When Getting Fired is Just Fine

By | September 16, 2014

Kool Derby

You’ve all been in an employment situation that was not right for you. You stick with it because you’re in a comfort zone, even though you despise working there. You might have an employee or two that you get along with, but the job itself is wrong for you.

She Wants to Leave – But Doesn’t
A few days ago, I had a conversation with Debra. She has an MBA and excellent organizational skills. However, she works in a dead-end job, and has done so for more than five years.

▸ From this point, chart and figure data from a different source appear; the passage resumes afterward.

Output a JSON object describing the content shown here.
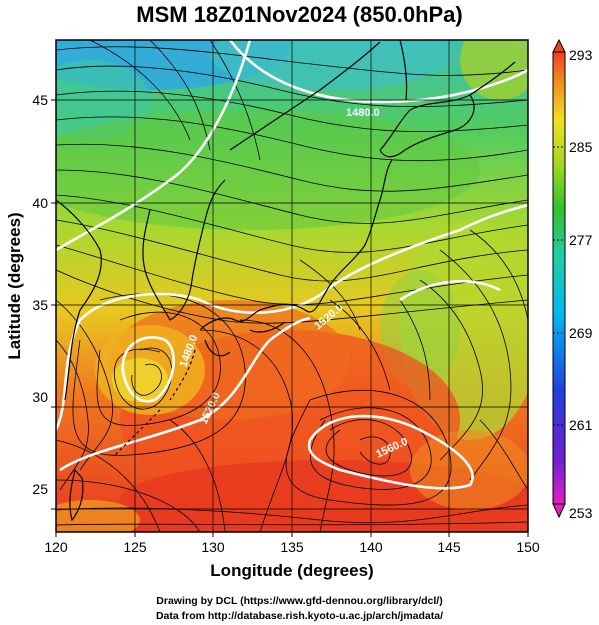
{
  "title": "MSM 18Z01Nov2024 (850.0hPa)",
  "map": {
    "lon_range": [
      120,
      150
    ],
    "lat_range": [
      22.5,
      47.5
    ],
    "x_ticks": [
      "120",
      "125",
      "130",
      "135",
      "140",
      "145",
      "150"
    ],
    "y_ticks": [
      "25",
      "30",
      "35",
      "40",
      "45"
    ],
    "xlabel": "Longitude (degrees)",
    "ylabel": "Latitude  (degrees)",
    "contour_labels": [
      "1480.0",
      "1520.0",
      "1560.0",
      "1480.0",
      "1520.0"
    ],
    "field": "temperature shaded, streamlines, geopotential height contours"
  },
  "colorbar": {
    "ticks": [
      "293",
      "285",
      "277",
      "269",
      "261",
      "253"
    ],
    "min": 253,
    "max": 293,
    "colors": [
      "#e020c0",
      "#6020d0",
      "#2040e0",
      "#00b0f0",
      "#20d0a0",
      "#30c030",
      "#a0d820",
      "#f0e020",
      "#f09020",
      "#f04020"
    ]
  },
  "credits": {
    "line1": "Drawing by DCL (https://www.gfd-dennou.org/library/dcl/)",
    "line2": "Data from http://database.rish.kyoto-u.ac.jp/arch/jmadata/"
  }
}
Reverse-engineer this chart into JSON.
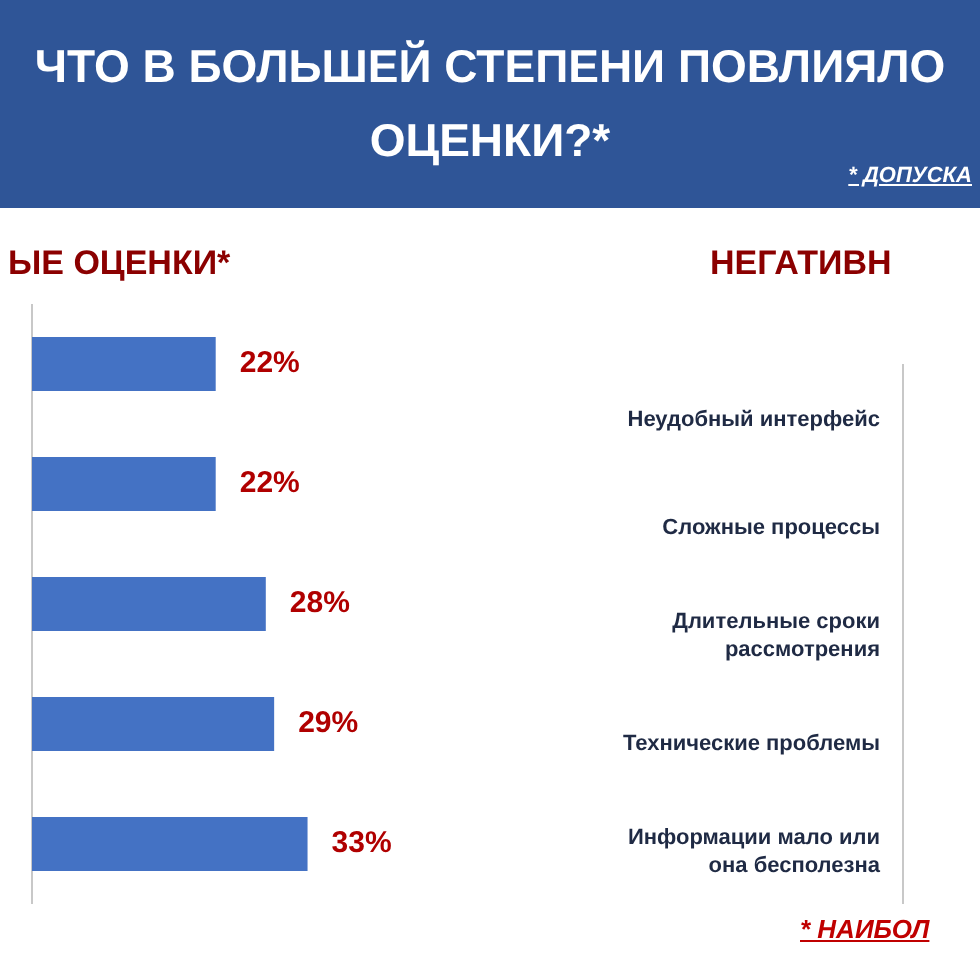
{
  "chart_data": [
    {
      "type": "other",
      "title": "ЧТО В БОЛЬШЕЙ СТЕПЕНИ ПОВЛИЯЛО",
      "subtitle": "ОЦЕНКИ?*",
      "annotations": [
        "* ДОПУСКА"
      ]
    },
    {
      "type": "bar",
      "orientation": "horizontal",
      "title": "ЫЕ ОЦЕНКИ*",
      "categories": [
        null,
        null,
        null,
        null,
        null
      ],
      "values": [
        22,
        22,
        28,
        29,
        33
      ],
      "value_labels": [
        "22%",
        "22%",
        "28%",
        "29%",
        "33%"
      ],
      "color": "#4472c4",
      "tick_labels": false
    },
    {
      "type": "other",
      "title": "НЕГАТИВН",
      "annotations": [
        "Неудобный интерфейс",
        "Сложные процессы",
        "Длительные сроки рассмотрения",
        "Технические проблемы",
        "Информации мало или она бесполезна",
        "* НАИБОЛ"
      ]
    }
  ]
}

DEBRA: Hey, Jimmie … how are you doing?

ME: Like normal! There is so much to do. I try to get ahead on the weekends and evenings, but time flies. I can’t believe we are nearly approaching the middle of the year.

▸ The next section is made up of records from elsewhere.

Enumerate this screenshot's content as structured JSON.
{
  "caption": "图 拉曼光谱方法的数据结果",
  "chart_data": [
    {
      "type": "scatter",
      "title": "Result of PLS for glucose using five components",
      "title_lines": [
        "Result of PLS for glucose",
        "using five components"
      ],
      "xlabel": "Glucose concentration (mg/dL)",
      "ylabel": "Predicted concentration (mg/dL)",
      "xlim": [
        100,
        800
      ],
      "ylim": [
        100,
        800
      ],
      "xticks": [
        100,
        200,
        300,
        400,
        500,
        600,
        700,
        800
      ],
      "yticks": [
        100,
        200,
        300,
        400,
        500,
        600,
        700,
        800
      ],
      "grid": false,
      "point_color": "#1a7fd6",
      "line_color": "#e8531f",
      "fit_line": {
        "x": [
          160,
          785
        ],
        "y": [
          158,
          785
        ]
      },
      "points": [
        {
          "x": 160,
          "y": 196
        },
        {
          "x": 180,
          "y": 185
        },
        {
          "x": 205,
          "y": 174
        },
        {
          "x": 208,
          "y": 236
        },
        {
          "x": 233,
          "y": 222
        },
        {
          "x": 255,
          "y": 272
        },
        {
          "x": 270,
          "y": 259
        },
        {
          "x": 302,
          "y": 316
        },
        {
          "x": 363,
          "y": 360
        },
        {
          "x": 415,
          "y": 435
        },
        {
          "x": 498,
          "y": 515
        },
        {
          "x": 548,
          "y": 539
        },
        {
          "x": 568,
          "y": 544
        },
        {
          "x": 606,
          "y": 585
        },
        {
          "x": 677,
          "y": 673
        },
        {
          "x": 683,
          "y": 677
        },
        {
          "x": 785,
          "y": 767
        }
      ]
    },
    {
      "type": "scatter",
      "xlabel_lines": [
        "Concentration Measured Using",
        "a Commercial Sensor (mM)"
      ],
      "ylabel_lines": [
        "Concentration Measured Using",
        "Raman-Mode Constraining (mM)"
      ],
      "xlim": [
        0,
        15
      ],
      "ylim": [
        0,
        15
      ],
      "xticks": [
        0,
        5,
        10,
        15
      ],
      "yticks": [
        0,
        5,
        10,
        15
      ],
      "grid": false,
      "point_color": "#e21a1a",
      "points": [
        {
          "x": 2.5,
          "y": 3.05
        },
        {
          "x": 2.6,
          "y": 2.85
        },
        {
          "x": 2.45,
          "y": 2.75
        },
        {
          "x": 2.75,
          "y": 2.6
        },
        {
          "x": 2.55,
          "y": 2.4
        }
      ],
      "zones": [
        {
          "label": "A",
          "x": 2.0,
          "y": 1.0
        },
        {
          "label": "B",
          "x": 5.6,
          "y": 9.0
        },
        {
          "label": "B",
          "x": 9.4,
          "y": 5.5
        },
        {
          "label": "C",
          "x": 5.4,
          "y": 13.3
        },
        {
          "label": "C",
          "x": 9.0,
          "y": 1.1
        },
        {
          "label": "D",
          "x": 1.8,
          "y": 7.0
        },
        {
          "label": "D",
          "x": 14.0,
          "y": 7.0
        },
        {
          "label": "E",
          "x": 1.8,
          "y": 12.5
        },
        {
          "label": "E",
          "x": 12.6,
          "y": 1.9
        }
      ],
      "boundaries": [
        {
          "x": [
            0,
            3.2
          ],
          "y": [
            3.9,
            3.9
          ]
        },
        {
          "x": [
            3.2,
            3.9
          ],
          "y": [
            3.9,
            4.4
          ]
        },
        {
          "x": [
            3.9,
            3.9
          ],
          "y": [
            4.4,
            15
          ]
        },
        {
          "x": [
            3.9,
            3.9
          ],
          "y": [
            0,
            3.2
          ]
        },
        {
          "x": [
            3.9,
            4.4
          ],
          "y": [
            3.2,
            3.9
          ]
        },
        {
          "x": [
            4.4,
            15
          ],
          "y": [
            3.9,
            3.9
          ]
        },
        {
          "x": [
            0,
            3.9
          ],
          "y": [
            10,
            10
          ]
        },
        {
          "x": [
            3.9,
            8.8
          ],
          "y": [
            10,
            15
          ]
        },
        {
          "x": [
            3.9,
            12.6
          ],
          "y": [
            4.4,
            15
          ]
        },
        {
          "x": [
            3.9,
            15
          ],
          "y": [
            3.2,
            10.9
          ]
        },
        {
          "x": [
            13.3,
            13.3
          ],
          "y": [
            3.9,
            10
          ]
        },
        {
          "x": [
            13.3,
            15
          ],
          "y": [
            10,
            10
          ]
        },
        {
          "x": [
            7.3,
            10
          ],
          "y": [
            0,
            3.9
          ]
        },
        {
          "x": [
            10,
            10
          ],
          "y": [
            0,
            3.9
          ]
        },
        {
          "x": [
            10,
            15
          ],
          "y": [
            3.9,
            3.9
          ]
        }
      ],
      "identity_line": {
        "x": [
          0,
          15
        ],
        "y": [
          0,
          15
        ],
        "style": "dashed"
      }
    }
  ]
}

DEBRA: I know! Summer time is right around my corner. I’m not sure how I will keep my kids busy. You know my husband has that crazy travel schedule, and he’s not home much. I need to start planning!

ME: I understand. Summer can be good or bad, depending on how you look at it. By the way, how’s your work at the medical clinic coming along?

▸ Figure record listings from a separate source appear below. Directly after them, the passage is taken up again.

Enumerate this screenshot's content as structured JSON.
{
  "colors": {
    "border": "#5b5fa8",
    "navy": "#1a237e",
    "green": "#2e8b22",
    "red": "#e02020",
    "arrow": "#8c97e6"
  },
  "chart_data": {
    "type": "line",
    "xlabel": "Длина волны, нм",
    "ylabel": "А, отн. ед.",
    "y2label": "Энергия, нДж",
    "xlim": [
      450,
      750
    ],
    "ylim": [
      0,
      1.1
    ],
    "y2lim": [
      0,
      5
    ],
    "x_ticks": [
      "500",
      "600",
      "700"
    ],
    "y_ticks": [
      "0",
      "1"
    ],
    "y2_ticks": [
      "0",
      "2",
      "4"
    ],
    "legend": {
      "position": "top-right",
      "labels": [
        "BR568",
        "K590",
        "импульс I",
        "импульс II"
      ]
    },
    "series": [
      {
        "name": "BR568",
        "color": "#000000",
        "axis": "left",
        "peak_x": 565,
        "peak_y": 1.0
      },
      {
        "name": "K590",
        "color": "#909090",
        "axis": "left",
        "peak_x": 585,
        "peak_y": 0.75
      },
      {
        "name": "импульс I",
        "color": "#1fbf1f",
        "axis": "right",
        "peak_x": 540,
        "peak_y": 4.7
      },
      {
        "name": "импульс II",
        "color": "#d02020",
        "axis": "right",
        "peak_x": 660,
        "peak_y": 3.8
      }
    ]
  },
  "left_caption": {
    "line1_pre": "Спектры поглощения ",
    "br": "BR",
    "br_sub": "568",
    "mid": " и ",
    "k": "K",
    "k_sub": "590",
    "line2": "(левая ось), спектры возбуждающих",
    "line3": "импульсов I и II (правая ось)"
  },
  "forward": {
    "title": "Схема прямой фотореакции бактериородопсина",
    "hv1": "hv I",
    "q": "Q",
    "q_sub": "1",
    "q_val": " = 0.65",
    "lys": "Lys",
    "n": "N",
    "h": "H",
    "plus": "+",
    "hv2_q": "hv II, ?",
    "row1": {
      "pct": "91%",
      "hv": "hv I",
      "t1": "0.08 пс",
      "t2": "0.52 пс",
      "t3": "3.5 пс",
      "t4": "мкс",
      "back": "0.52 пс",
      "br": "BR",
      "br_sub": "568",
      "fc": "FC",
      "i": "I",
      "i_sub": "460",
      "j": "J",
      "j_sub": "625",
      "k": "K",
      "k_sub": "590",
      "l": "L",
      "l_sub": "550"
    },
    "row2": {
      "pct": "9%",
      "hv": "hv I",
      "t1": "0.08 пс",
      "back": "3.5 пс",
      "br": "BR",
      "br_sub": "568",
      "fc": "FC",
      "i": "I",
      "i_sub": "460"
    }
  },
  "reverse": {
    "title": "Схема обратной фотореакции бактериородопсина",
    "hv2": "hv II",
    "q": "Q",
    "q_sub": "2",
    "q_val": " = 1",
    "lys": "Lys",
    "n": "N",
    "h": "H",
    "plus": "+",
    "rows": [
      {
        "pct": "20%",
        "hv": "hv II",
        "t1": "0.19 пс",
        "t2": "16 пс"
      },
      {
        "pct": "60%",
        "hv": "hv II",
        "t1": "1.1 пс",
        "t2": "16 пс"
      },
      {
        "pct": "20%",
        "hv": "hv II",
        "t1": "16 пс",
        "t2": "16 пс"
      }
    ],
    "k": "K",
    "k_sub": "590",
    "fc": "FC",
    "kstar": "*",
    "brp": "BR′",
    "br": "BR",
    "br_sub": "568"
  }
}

DEBRA: You had to ask! You know that I don’t like what I do. I’ve been in the Billing Office for several years. I’m so tired on getting on the phone all day long talking with insurance companies. I can almost do it in my sleep. You know … we aren’t recognized around here. I don’t think they care what I do. My manager tells me that she’s happy with me, but I’m not sure what she’s happy about. There used to be days that I went through the motions. Now, I go through the motions for weeks. It’s scary!

ME: That’s pretty rough! Why don’t you just leave? I’m sure you can find somewhere else to work, right?

DEBRA: You know … I’ve thought about that, but we all have our reasons. While I don’t particularly like this place, I do know it well. I now get four weeks of vacation, and 10 days of sick leave. From what I hear, not many other places offer this much time away. The kids have school events, and they get sick, so that flexibility makes a difference.

ME: I agree. However, you tell me that the work is monotonous. You have an MBA, which means that you probably like challenging work.

DEBRA: I do like challenging work, and it seems like my brain cells are going unused. For what I do right now, there is no thinking involved. You’ll probably laugh, but I do the same work that I did when I started in this department. I was trained over two weeks, and nothing has changed. It’s so redundant. I sometimes get upset that I’m still paying for my MBA even though I’m not using it.

ME: I hope that you finally make the decision to find something that you like. It’s out there, but you’ll have to take a chance.

DATE: I wish they would make it easy on me … and fire me!

Debra is stuck between a rock and a hard place. While she wants a new opportunity, she is unwilling to assume that risk. At this point, her employer is controlling the situation, which is unfortunate for Debra and her career.